Gasoline is about 750 g/L. So 1 L of gas weighs about 750 grams, and most of that mass is carbon atoms. When you burn gasoline, it mostly makes CO2 and water vapour. CO2 is heavier than carbon atoms because it has two oxygen atoms (that it got from the fresh air required for the combustion reaction.) So yeah, the math checks out. 1L of gasoline actually produces more like 2.3 kg of CO2.
The carbon in gasoline reacts with oxygen (O2 weighs ~2.6x as much as the carbon) to make carbon dioxide.
So for every kg of carbon in your fuel, which your fuel will be ~85% carbon by weight, it will make ~2.6kg of carbon.
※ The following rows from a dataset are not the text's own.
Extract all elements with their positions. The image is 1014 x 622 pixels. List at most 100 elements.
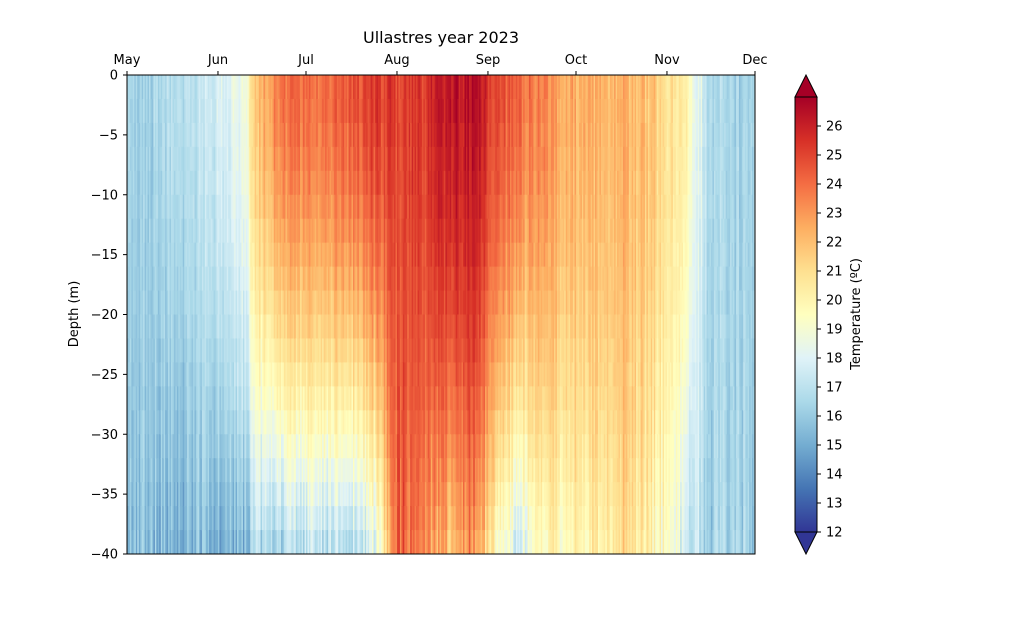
heatmap-cell [310, 362, 313, 387]
heatmap-cell [310, 170, 313, 196]
heatmap-cell [171, 266, 174, 292]
heatmap-cell [416, 482, 419, 507]
heatmap-cell [480, 362, 483, 387]
heatmap-cell [330, 410, 334, 435]
heatmap-cell [132, 242, 135, 268]
heatmap-cell [382, 218, 385, 244]
heatmap-cell [215, 266, 218, 292]
heatmap-cell [448, 75, 451, 100]
heatmap-cell [468, 338, 471, 363]
heatmap-cell [332, 530, 335, 554]
heatmap-cell [151, 122, 155, 148]
heatmap-cell [270, 362, 273, 387]
heatmap-cell [420, 98, 423, 124]
heatmap-cell [426, 146, 429, 172]
heatmap-cell [436, 194, 439, 220]
heatmap-cell [300, 122, 303, 148]
heatmap-cell [426, 530, 429, 554]
heatmap-cell [285, 314, 288, 340]
heatmap-cell [372, 170, 375, 196]
heatmap-cell [432, 338, 435, 363]
heatmap-cell [134, 314, 137, 340]
heatmap-cell [443, 338, 446, 363]
heatmap-cell [410, 170, 413, 196]
heatmap-cell [454, 482, 457, 507]
heatmap-cell [383, 146, 386, 172]
heatmap-cell [278, 194, 281, 220]
heatmap-cell [373, 146, 376, 172]
heatmap-cell [132, 314, 135, 340]
heatmap-cell [339, 290, 342, 316]
heatmap-cell [451, 242, 454, 268]
heatmap-cell [272, 242, 275, 268]
heatmap-cell [476, 362, 479, 387]
heatmap-cell [460, 122, 463, 148]
heatmap-cell [131, 410, 134, 435]
heatmap-cell [408, 242, 411, 268]
heatmap-cell [486, 482, 489, 507]
heatmap-cell [463, 362, 466, 387]
heatmap-cell [468, 458, 471, 483]
heatmap-cell [386, 242, 389, 268]
heatmap-cell [357, 122, 360, 148]
heatmap-cell [260, 434, 263, 459]
heatmap-cell [458, 434, 461, 459]
heatmap-cell [389, 482, 392, 507]
heatmap-cell [414, 266, 417, 292]
heatmap-cell [352, 98, 356, 124]
heatmap-cell [238, 482, 241, 507]
heatmap-cell [294, 122, 297, 148]
heatmap-cell [336, 98, 339, 124]
heatmap-cell [344, 170, 347, 196]
heatmap-cell [477, 506, 480, 531]
heatmap-cell [471, 338, 474, 363]
heatmap-cell [278, 122, 281, 148]
heatmap-cell [489, 506, 492, 531]
heatmap-cell [454, 362, 457, 387]
heatmap-cell [206, 458, 209, 483]
heatmap-cell [257, 122, 260, 148]
heatmap-cell [171, 170, 174, 196]
heatmap-cell [323, 362, 326, 387]
heatmap-cell [245, 386, 248, 411]
heatmap-cell [193, 75, 196, 100]
heatmap-cell [490, 434, 493, 459]
heatmap-cell [423, 530, 426, 554]
heatmap-cell [295, 482, 298, 507]
heatmap-cell [410, 530, 413, 554]
heatmap-cell [223, 266, 226, 292]
heatmap-cell [339, 314, 342, 340]
heatmap-cell [203, 482, 206, 507]
heatmap-cell [198, 362, 201, 387]
heatmap-cell [435, 290, 438, 316]
heatmap-cell [355, 458, 358, 483]
heatmap-cell [248, 146, 251, 172]
heatmap-cell [414, 75, 417, 100]
heatmap-cell [408, 362, 411, 387]
heatmap-cell [445, 75, 448, 100]
heatmap-cell [369, 218, 372, 244]
heatmap-cell [245, 122, 248, 148]
heatmap-cell [377, 266, 380, 292]
heatmap-cell [207, 98, 210, 124]
heatmap-cell [288, 458, 291, 483]
heatmap-cell [316, 338, 319, 363]
heatmap-cell [213, 410, 216, 435]
heatmap-cell [146, 482, 149, 507]
heatmap-cell [201, 194, 204, 220]
heatmap-cell [220, 146, 223, 172]
heatmap-cell [382, 194, 385, 220]
heatmap-cell [298, 98, 301, 124]
heatmap-cell [383, 314, 386, 340]
heatmap-cell [306, 338, 309, 363]
heatmap-cell [245, 218, 248, 244]
heatmap-cell [341, 266, 344, 292]
heatmap-cell [385, 314, 388, 340]
heatmap-cell [176, 338, 179, 363]
heatmap-cell [187, 146, 190, 172]
heatmap-cell [191, 458, 194, 483]
heatmap-cell [203, 146, 206, 172]
heatmap-cell [128, 98, 131, 124]
heatmap-cell [320, 410, 323, 435]
heatmap-cell [266, 458, 269, 483]
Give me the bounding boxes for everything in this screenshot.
Since gasoline is about 750 g/L, that means your final amount of CO2 released will be somewhere around
750g/L * 0.85 * (1 + 2.6) = ~2295g of CO2 per Liter of gasoline burned.
In order for gasoline to produce CO2, it has to be burned, which is a chemical reaction, and gasoline is not the only ingredient in that chemical reaction.
It also takes oxygen molecules (O2) from the air, as all combustion reactions do. So the end products of that reaction are heavier than the gasoline that went in because they also include the weight from all those oxygen molecules.